$h\in H$ group $\rightarrow hH=Hh$?

Question

Probably this is pretty simple (or even trivial), but I'm stucked.

If $H\leq G$ is a subgroup, does it follow that $hH=Hh$, if $h\in H$ ? I can't prove or find a counter-example. If anyone could help me, I'd be grateful!

Answer 1

They are Always equal to $H$, then ir Always holds

Answer 2

$$hH=\{hh' \mid h' \in H\}, \color{red}{H}h = \{h'h \mid h' \in H\}$$

Note that $hh' = \color{red}{hh'h^{-1}}\cdot h$, so $hH \subseteq Hh$. A similar trick shows the reverse inclusion.

Answer 3

If $h\in H$, $hH=Hh$ because both are equal to $H$.

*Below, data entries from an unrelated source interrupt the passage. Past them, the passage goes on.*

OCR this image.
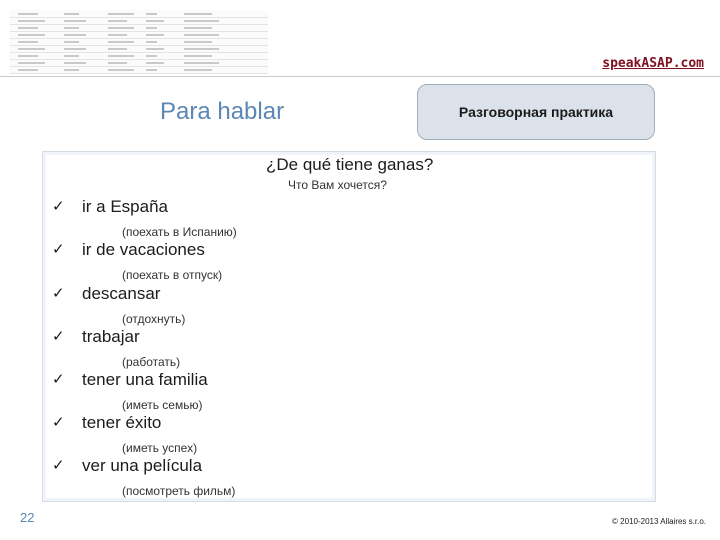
speakASAP.com
Para hablar	Разговорная практика
¿De qué tiene ganas?
Что Вам хочется?
✓	ir a España
(поехать в Испанию)
✓	ir de vacaciones
(поехать в отпуск)
✓	descansar
(отдохнуть)
✓	trabajar
(работать)
✓	tener una familia
(иметь семью)
✓	tener éxito
(иметь успех)
✓	ver una película
(посмотреть фильм)
22	© 2010-2013 Allaires s.r.o.
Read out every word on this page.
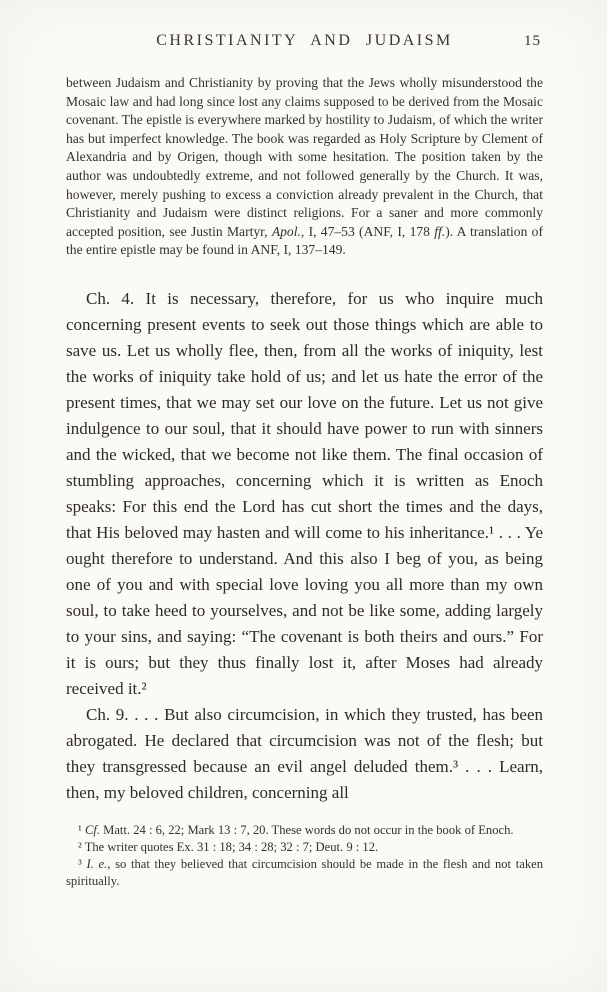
CHRISTIANITY AND JUDAISM	15

between Judaism and Christianity by proving that the Jews wholly misunderstood the Mosaic law and had long since lost any claims supposed to be derived from the Mosaic covenant. The epistle is everywhere marked by hostility to Judaism, of which the writer has but imperfect knowledge. The book was regarded as Holy Scripture by Clement of Alexandria and by Origen, though with some hesitation. The position taken by the author was undoubtedly extreme, and not followed generally by the Church. It was, however, merely pushing to excess a conviction already prevalent in the Church, that Christianity and Judaism were distinct religions. For a saner and more commonly accepted position, see Justin Martyr, Apol., I, 47–53 (ANF, I, 178 ff.). A translation of the entire epistle may be found in ANF, I, 137–149.

Ch. 4. It is necessary, therefore, for us who inquire much concerning present events to seek out those things which are able to save us. Let us wholly flee, then, from all the works of iniquity, lest the works of iniquity take hold of us; and let us hate the error of the present times, that we may set our love on the future. Let us not give indulgence to our soul, that it should have power to run with sinners and the wicked, that we become not like them. The final occasion of stumbling approaches, concerning which it is written as Enoch speaks: For this end the Lord has cut short the times and the days, that His beloved may hasten and will come to his inheritance.¹ . . . Ye ought therefore to understand. And this also I beg of you, as being one of you and with special love loving you all more than my own soul, to take heed to yourselves, and not be like some, adding largely to your sins, and saying: “The covenant is both theirs and ours.” For it is ours; but they thus finally lost it, after Moses had already received it.²

Ch. 9. . . . But also circumcision, in which they trusted, has been abrogated. He declared that circumcision was not of the flesh; but they transgressed because an evil angel deluded them.³ . . . Learn, then, my beloved children, concerning all

¹ Cf. Matt. 24 : 6, 22; Mark 13 : 7, 20. These words do not occur in the book of Enoch.

² The writer quotes Ex. 31 : 18; 34 : 28; 32 : 7; Deut. 9 : 12.

³ I. e., so that they believed that circumcision should be made in the flesh and not taken spiritually.
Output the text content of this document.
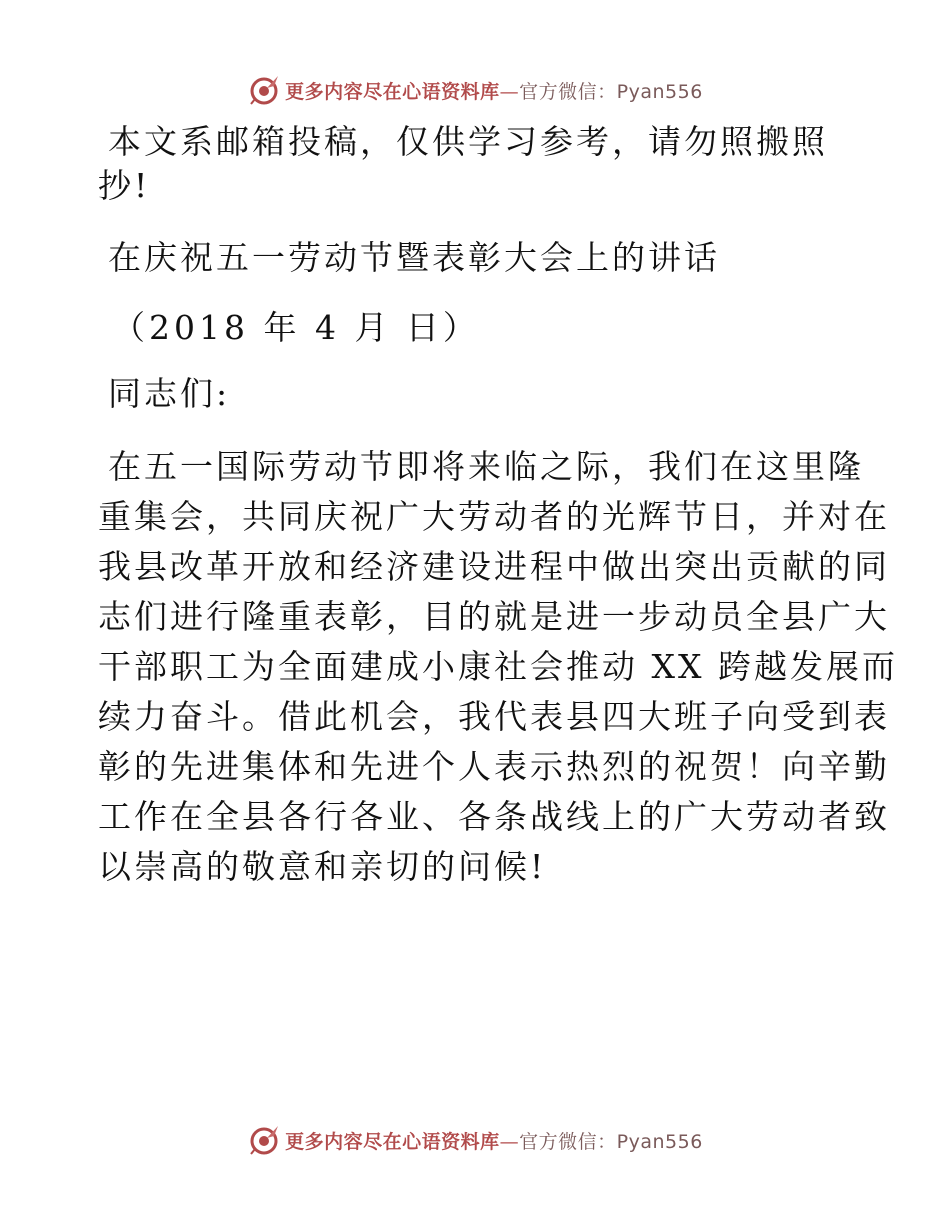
更多内容尽在心语资料库—官方微信：Pyan556

本文系邮箱投稿，仅供学习参考，请勿照搬照
抄!

在庆祝五一劳动节暨表彰大会上的讲话

（2018 年 4 月 日）

同志们:

在五一国际劳动节即将来临之际，我们在这里隆
重集会，共同庆祝广大劳动者的光辉节日，并对在
我县改革开放和经济建设进程中做出突出贡献的同
志们进行隆重表彰，目的就是进一步动员全县广大
干部职工为全面建成小康社会推动 XX 跨越发展而
续力奋斗。借此机会，我代表县四大班子向受到表
彰的先进集体和先进个人表示热烈的祝贺！向辛勤
工作在全县各行各业、各条战线上的广大劳动者致
以崇高的敬意和亲切的问候!

更多内容尽在心语资料库—官方微信：Pyan556
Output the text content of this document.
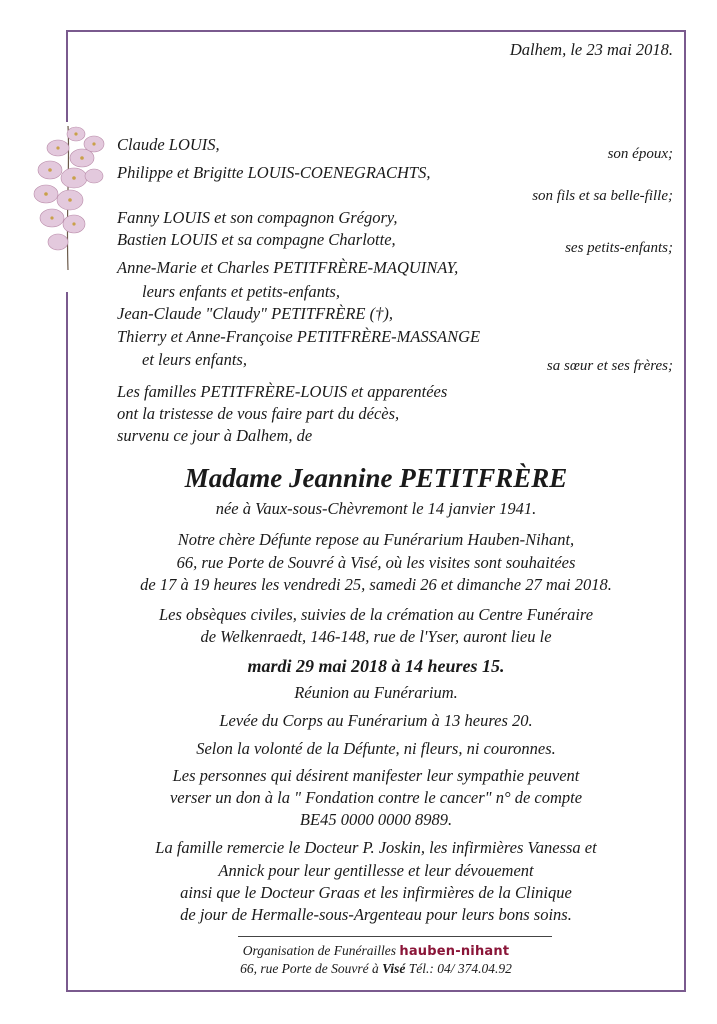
Dalhem, le 23 mai 2018.
Claude LOUIS,	son époux;
Philippe et Brigitte LOUIS-COENEGRACHTS,
son fils et sa belle-fille;
Fanny LOUIS et son compagnon Grégory,
Bastien LOUIS et sa compagne Charlotte,	ses petits-enfants;
Anne-Marie et Charles PETITFRÈRE-MAQUINAY,
leurs enfants et petits-enfants,
Jean-Claude "Claudy" PETITFRÈRE (†),
Thierry et Anne-Françoise PETITFRÈRE-MASSANGE
et leurs enfants,	sa sœur et ses frères;
Les familles PETITFRÈRE-LOUIS et apparentées
ont la tristesse de vous faire part du décès,
survenu ce jour à Dalhem, de
Madame Jeannine PETITFRÈRE
née à Vaux-sous-Chèvremont le 14 janvier 1941.
Notre chère Défunte repose au Funérarium Hauben-Nihant,
66, rue Porte de Souvré à Visé, où les visites sont souhaitées
de 17 à 19 heures les vendredi 25, samedi 26 et dimanche 27 mai 2018.
Les obsèques civiles, suivies de la crémation au Centre Funéraire
de Welkenraedt, 146-148, rue de l'Yser, auront lieu le
mardi 29 mai 2018 à 14 heures 15.
Réunion au Funérarium.
Levée du Corps au Funérarium à 13 heures 20.
Selon la volonté de la Défunte, ni fleurs, ni couronnes.
Les personnes qui désirent manifester leur sympathie peuvent
verser un don à la " Fondation contre le cancer" n° de compte
BE45 0000 0000 8989.
La famille remercie le Docteur P. Joskin, les infirmières Vanessa et
Annick pour leur gentillesse et leur dévouement
ainsi que le Docteur Graas et les infirmières de la Clinique
de jour de Hermalle-sous-Argenteau pour leurs bons soins.
Organisation de Funérailles hauben-nihant
66, rue Porte de Souvré à Visé Tél.: 04/ 374.04.92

Indeed, by definition of a subgroup, $hH\subset H$. Conversely, if $k\in H$, we can write $\; k=h(h^{-1}k)\in hH$, so $H\subset hH$. Similarly, one checks $H=Hh$.

Answer 4

If $H\leq G$ is a subgroup, then for any $h,h' \in H$ you have that $hh'\in H$.

Therefore $hH=H=Hh$. To see this, let's see the double inclusion:

An element of $hH$ is of the form $hg$ with $g\in H$. Since $H$ is a subgroup, then $hg \in H$.

The other way around, take $h' \in H$ you want to see that $h' \in hH$. Consider $h'=h(h^{-1} h') \in hH$